A Variable Power Surface Error Function backstepping based Dynamic Surface Control of Non-Lower Triangular Nonlinear Systems

TL;DR

This paper introduces a novel control method combining Variable Power Surface Error Function, backstepping, and dynamic surface control to improve tracking accuracy in complex nonlinear systems, ensuring stability and small steady-state errors.

Contribution

It proposes a new control design for non-lower triangular nonlinear systems using VPSEF and backstepping, with stability analysis and simulation validation.

Findings

Ensures semi-global stability of the closed-loop system.

Achieves arbitrarily small steady-state tracking error.

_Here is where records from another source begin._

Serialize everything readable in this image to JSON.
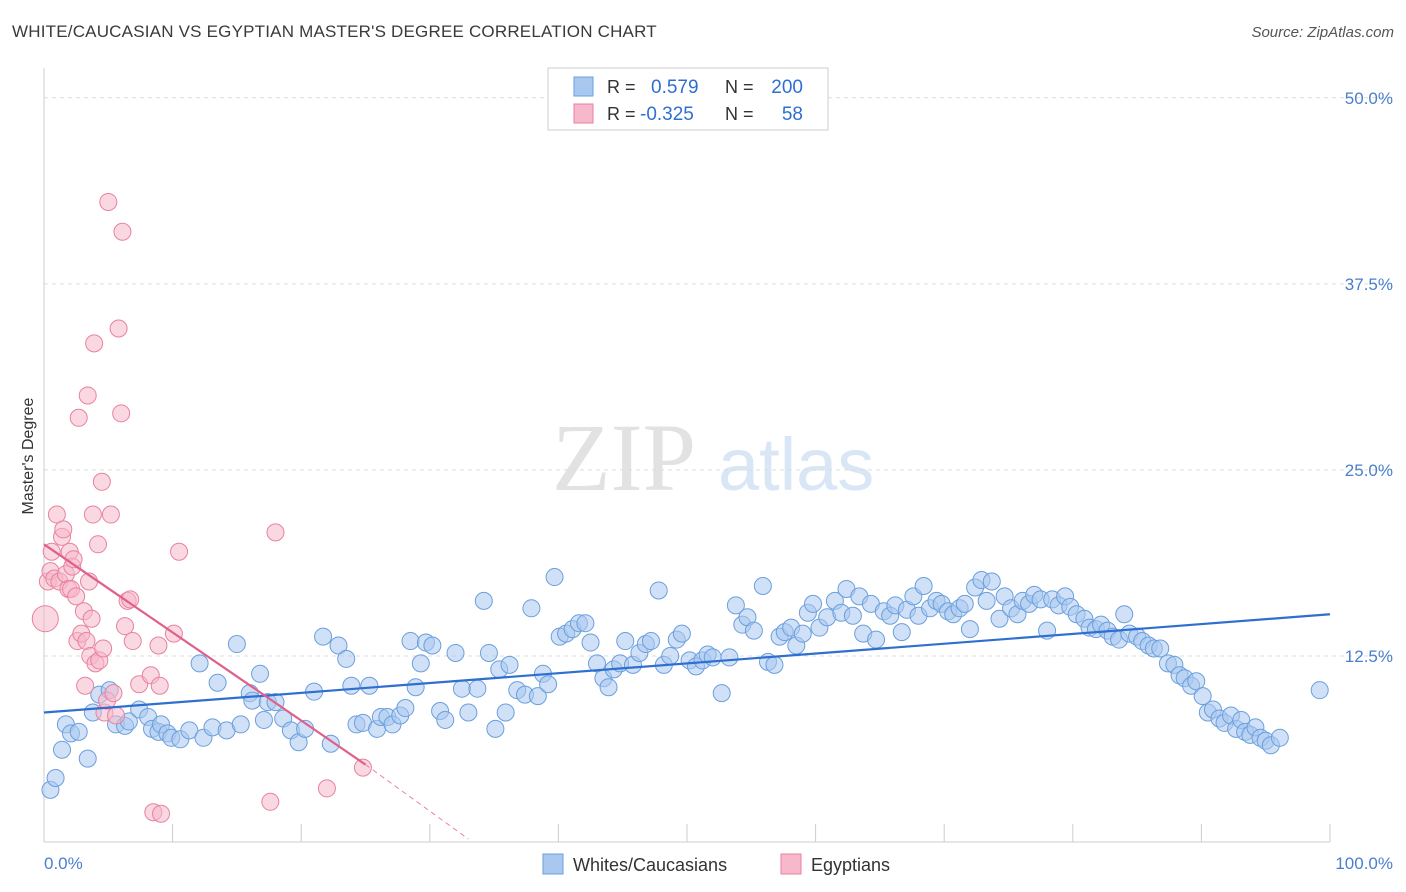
{
  "header": {
    "title": "WHITE/CAUCASIAN VS EGYPTIAN MASTER'S DEGREE CORRELATION CHART",
    "source": "Source: ZipAtlas.com"
  },
  "watermark": {
    "zip": "ZIP",
    "atlas": "atlas"
  },
  "legend_stats": [
    {
      "r_label": "R =",
      "r_value": "0.579",
      "n_label": "N =",
      "n_value": "200"
    },
    {
      "r_label": "R =",
      "r_value": "-0.325",
      "n_label": "N =",
      "n_value": "58"
    }
  ],
  "colors": {
    "blue_fill": "#a9c8f0",
    "blue_stroke": "#6a9fdd",
    "blue_line": "#2f6fd0",
    "pink_fill": "#f6b8ca",
    "pink_stroke": "#e8829f",
    "pink_line": "#e0608a",
    "tick_text": "#4a7fcc",
    "grid": "#dcdcdc"
  },
  "chart_data": {
    "type": "scatter",
    "title": "WHITE/CAUCASIAN VS EGYPTIAN MASTER'S DEGREE CORRELATION CHART",
    "xlabel": "",
    "ylabel": "Master's Degree",
    "xlim": [
      0,
      100
    ],
    "ylim": [
      0,
      52
    ],
    "x_tick_labels": [
      "0.0%",
      "100.0%"
    ],
    "y_ticks": [
      {
        "value": 12.5,
        "label": "12.5%"
      },
      {
        "value": 25.0,
        "label": "25.0%"
      },
      {
        "value": 37.5,
        "label": "37.5%"
      },
      {
        "value": 50.0,
        "label": "50.0%"
      }
    ],
    "grid": true,
    "legend_position": "bottom",
    "series": [
      {
        "name": "Whites/Caucasians",
        "color": "#a9c8f0",
        "trend": {
          "x0": 0,
          "y0": 8.7,
          "x1": 100,
          "y1": 15.3
        },
        "points": [
          [
            0.5,
            3.5
          ],
          [
            0.9,
            4.3
          ],
          [
            1.4,
            6.2
          ],
          [
            1.7,
            7.9
          ],
          [
            2.1,
            7.3
          ],
          [
            2.7,
            7.4
          ],
          [
            3.4,
            5.6
          ],
          [
            3.8,
            8.7
          ],
          [
            4.3,
            9.9
          ],
          [
            5.1,
            10.2
          ],
          [
            5.6,
            7.9
          ],
          [
            6.3,
            7.8
          ],
          [
            6.6,
            8.1
          ],
          [
            7.4,
            8.9
          ],
          [
            8.1,
            8.4
          ],
          [
            8.4,
            7.6
          ],
          [
            8.9,
            7.4
          ],
          [
            9.1,
            7.9
          ],
          [
            9.6,
            7.3
          ],
          [
            9.9,
            7.0
          ],
          [
            10.6,
            6.9
          ],
          [
            11.3,
            7.5
          ],
          [
            12.1,
            12.0
          ],
          [
            12.4,
            7.0
          ],
          [
            13.1,
            7.7
          ],
          [
            13.5,
            10.7
          ],
          [
            14.2,
            7.5
          ],
          [
            15.0,
            13.3
          ],
          [
            15.3,
            7.9
          ],
          [
            16.0,
            10.0
          ],
          [
            16.2,
            9.5
          ],
          [
            16.8,
            11.3
          ],
          [
            17.1,
            8.2
          ],
          [
            17.4,
            9.4
          ],
          [
            18.0,
            9.4
          ],
          [
            18.6,
            8.3
          ],
          [
            19.2,
            7.5
          ],
          [
            19.8,
            6.7
          ],
          [
            20.3,
            7.6
          ],
          [
            21.0,
            10.1
          ],
          [
            21.7,
            13.8
          ],
          [
            22.3,
            6.6
          ],
          [
            22.9,
            13.2
          ],
          [
            23.5,
            12.3
          ],
          [
            23.9,
            10.5
          ],
          [
            24.3,
            7.9
          ],
          [
            24.8,
            8.0
          ],
          [
            25.3,
            10.5
          ],
          [
            25.9,
            7.6
          ],
          [
            26.2,
            8.4
          ],
          [
            26.7,
            8.4
          ],
          [
            27.1,
            7.9
          ],
          [
            27.7,
            8.5
          ],
          [
            28.1,
            9.0
          ],
          [
            28.5,
            13.5
          ],
          [
            28.9,
            10.4
          ],
          [
            29.3,
            12.0
          ],
          [
            29.7,
            13.4
          ],
          [
            30.2,
            13.2
          ],
          [
            30.8,
            8.8
          ],
          [
            31.2,
            8.2
          ],
          [
            32.0,
            12.7
          ],
          [
            32.5,
            10.3
          ],
          [
            33.0,
            8.7
          ],
          [
            33.7,
            10.3
          ],
          [
            34.2,
            16.2
          ],
          [
            34.6,
            12.7
          ],
          [
            35.1,
            7.6
          ],
          [
            35.4,
            11.6
          ],
          [
            35.9,
            8.7
          ],
          [
            36.2,
            11.9
          ],
          [
            36.8,
            10.2
          ],
          [
            37.4,
            9.9
          ],
          [
            37.9,
            15.7
          ],
          [
            38.4,
            9.8
          ],
          [
            38.8,
            11.3
          ],
          [
            39.2,
            10.6
          ],
          [
            39.7,
            17.8
          ],
          [
            40.1,
            13.8
          ],
          [
            40.6,
            14.0
          ],
          [
            41.1,
            14.3
          ],
          [
            41.6,
            14.7
          ],
          [
            42.1,
            14.7
          ],
          [
            42.5,
            13.4
          ],
          [
            43.0,
            12.0
          ],
          [
            43.5,
            11.0
          ],
          [
            43.9,
            10.4
          ],
          [
            44.3,
            11.6
          ],
          [
            44.8,
            12.0
          ],
          [
            45.2,
            13.5
          ],
          [
            45.8,
            11.9
          ],
          [
            46.3,
            12.7
          ],
          [
            46.8,
            13.3
          ],
          [
            47.2,
            13.5
          ],
          [
            47.8,
            16.9
          ],
          [
            48.2,
            11.9
          ],
          [
            48.7,
            12.5
          ],
          [
            49.2,
            13.6
          ],
          [
            49.6,
            14.0
          ],
          [
            50.2,
            12.2
          ],
          [
            50.7,
            11.8
          ],
          [
            51.2,
            12.2
          ],
          [
            51.6,
            12.6
          ],
          [
            52.0,
            12.4
          ],
          [
            52.7,
            10.0
          ],
          [
            53.3,
            12.4
          ],
          [
            53.8,
            15.9
          ],
          [
            54.3,
            14.6
          ],
          [
            54.7,
            15.1
          ],
          [
            55.2,
            14.2
          ],
          [
            55.9,
            17.2
          ],
          [
            56.3,
            12.1
          ],
          [
            56.8,
            11.9
          ],
          [
            57.2,
            13.8
          ],
          [
            57.6,
            14.1
          ],
          [
            58.1,
            14.4
          ],
          [
            58.5,
            13.2
          ],
          [
            59.0,
            14.0
          ],
          [
            59.4,
            15.4
          ],
          [
            59.8,
            16.0
          ],
          [
            60.3,
            14.4
          ],
          [
            60.9,
            15.1
          ],
          [
            61.5,
            16.2
          ],
          [
            62.0,
            15.4
          ],
          [
            62.4,
            17.0
          ],
          [
            62.9,
            15.2
          ],
          [
            63.4,
            16.5
          ],
          [
            63.7,
            14.0
          ],
          [
            64.3,
            16.0
          ],
          [
            64.7,
            13.6
          ],
          [
            65.3,
            15.5
          ],
          [
            65.8,
            15.2
          ],
          [
            66.2,
            15.9
          ],
          [
            66.7,
            14.1
          ],
          [
            67.1,
            15.6
          ],
          [
            67.6,
            16.5
          ],
          [
            68.0,
            15.2
          ],
          [
            68.4,
            17.2
          ],
          [
            68.9,
            15.7
          ],
          [
            69.4,
            16.2
          ],
          [
            69.8,
            16.0
          ],
          [
            70.3,
            15.5
          ],
          [
            70.7,
            15.3
          ],
          [
            71.2,
            15.7
          ],
          [
            71.6,
            16.0
          ],
          [
            72.0,
            14.3
          ],
          [
            72.4,
            17.1
          ],
          [
            72.9,
            17.6
          ],
          [
            73.3,
            16.2
          ],
          [
            73.7,
            17.5
          ],
          [
            74.3,
            15.0
          ],
          [
            74.7,
            16.5
          ],
          [
            75.2,
            15.7
          ],
          [
            75.7,
            15.3
          ],
          [
            76.1,
            16.2
          ],
          [
            76.6,
            16.0
          ],
          [
            77.0,
            16.6
          ],
          [
            77.5,
            16.3
          ],
          [
            78.0,
            14.2
          ],
          [
            78.4,
            16.3
          ],
          [
            78.9,
            15.9
          ],
          [
            79.4,
            16.5
          ],
          [
            79.8,
            15.8
          ],
          [
            80.3,
            15.3
          ],
          [
            80.9,
            15.0
          ],
          [
            81.3,
            14.4
          ],
          [
            81.8,
            14.3
          ],
          [
            82.2,
            14.6
          ],
          [
            82.7,
            14.2
          ],
          [
            83.1,
            13.8
          ],
          [
            83.6,
            13.6
          ],
          [
            84.0,
            15.3
          ],
          [
            84.4,
            14.0
          ],
          [
            85.0,
            13.8
          ],
          [
            85.4,
            13.5
          ],
          [
            85.9,
            13.2
          ],
          [
            86.3,
            13.0
          ],
          [
            86.8,
            13.0
          ],
          [
            87.4,
            12.0
          ],
          [
            87.9,
            11.9
          ],
          [
            88.3,
            11.2
          ],
          [
            88.7,
            11.0
          ],
          [
            89.2,
            10.5
          ],
          [
            89.6,
            10.8
          ],
          [
            90.1,
            9.8
          ],
          [
            90.5,
            8.7
          ],
          [
            90.9,
            8.9
          ],
          [
            91.4,
            8.3
          ],
          [
            91.8,
            8.0
          ],
          [
            92.3,
            8.5
          ],
          [
            92.7,
            7.6
          ],
          [
            93.1,
            8.2
          ],
          [
            93.4,
            7.4
          ],
          [
            93.8,
            7.2
          ],
          [
            94.2,
            7.7
          ],
          [
            94.6,
            7.0
          ],
          [
            95.0,
            6.8
          ],
          [
            95.4,
            6.5
          ],
          [
            96.1,
            7.0
          ],
          [
            99.2,
            10.2
          ]
        ]
      },
      {
        "name": "Egyptians",
        "color": "#f6b8ca",
        "trend": {
          "x0": 0,
          "y0": 20.0,
          "x1": 25,
          "y1": 5.2
        },
        "trend_dashed": {
          "x0": 25,
          "y0": 5.2,
          "x1": 33,
          "y1": 0.2
        },
        "points": [
          [
            0.1,
            15.0
          ],
          [
            0.3,
            17.5
          ],
          [
            0.5,
            18.2
          ],
          [
            0.6,
            19.5
          ],
          [
            0.8,
            17.7
          ],
          [
            1.0,
            22.0
          ],
          [
            1.2,
            17.5
          ],
          [
            1.4,
            20.5
          ],
          [
            1.5,
            21.0
          ],
          [
            1.7,
            18.0
          ],
          [
            1.9,
            17.0
          ],
          [
            2.0,
            19.5
          ],
          [
            2.1,
            17.0
          ],
          [
            2.2,
            18.5
          ],
          [
            2.3,
            19.0
          ],
          [
            2.5,
            16.5
          ],
          [
            2.6,
            13.5
          ],
          [
            2.7,
            28.5
          ],
          [
            2.9,
            14.0
          ],
          [
            3.1,
            15.5
          ],
          [
            3.2,
            10.5
          ],
          [
            3.3,
            13.5
          ],
          [
            3.4,
            30.0
          ],
          [
            3.5,
            17.5
          ],
          [
            3.6,
            12.5
          ],
          [
            3.7,
            15.0
          ],
          [
            3.8,
            22.0
          ],
          [
            3.9,
            33.5
          ],
          [
            4.0,
            12.0
          ],
          [
            4.2,
            20.0
          ],
          [
            4.3,
            12.2
          ],
          [
            4.5,
            24.2
          ],
          [
            4.6,
            13.0
          ],
          [
            4.7,
            8.7
          ],
          [
            4.9,
            9.5
          ],
          [
            5.0,
            43.0
          ],
          [
            5.2,
            22.0
          ],
          [
            5.4,
            10.0
          ],
          [
            5.6,
            8.5
          ],
          [
            5.8,
            34.5
          ],
          [
            6.0,
            28.8
          ],
          [
            6.1,
            41.0
          ],
          [
            6.3,
            14.5
          ],
          [
            6.5,
            16.2
          ],
          [
            6.7,
            16.3
          ],
          [
            6.9,
            13.5
          ],
          [
            7.4,
            10.6
          ],
          [
            8.3,
            11.2
          ],
          [
            8.5,
            2.0
          ],
          [
            8.9,
            13.2
          ],
          [
            9.0,
            10.5
          ],
          [
            9.1,
            1.9
          ],
          [
            10.1,
            14.0
          ],
          [
            10.5,
            19.5
          ],
          [
            17.6,
            2.7
          ],
          [
            18.0,
            20.8
          ],
          [
            22.0,
            3.6
          ],
          [
            24.8,
            5.0
          ]
        ]
      }
    ]
  }
}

Validated effectiveness through two simulation cases.

Abstract

A control design for error reduction in the tracking control for a class of non-lower triangular nonlinear systems is presented by combining techniques of Variable Power Surface Error Function (VPSEF), backstepping, and dynamic surface control. At each step of design, a surface error is obtained, and based on its magnitude, the VPSEF technique decides the surface error to be used. Thus, the backstepping-based virtual and actual control law is designed to stabilize the corresponding subsystem. To address the issue of circular structure, a first-order low-pass filter is used to handle the virtual control signal at each intermediate stage of the recursive design. The stability analysis of the closed-loop system demonstrates that all signals indicate semi-global uniform ultimate boundedness. Moreover, by using the switching strategy of the control input using the VPSEF technique suitably, it is possible to ensure that the steady-state tracking error converges to a neighborhood of zero with an arbitrarily very small size. The effectiveness of the proposed concept has been verified using two different simulated demonstrations.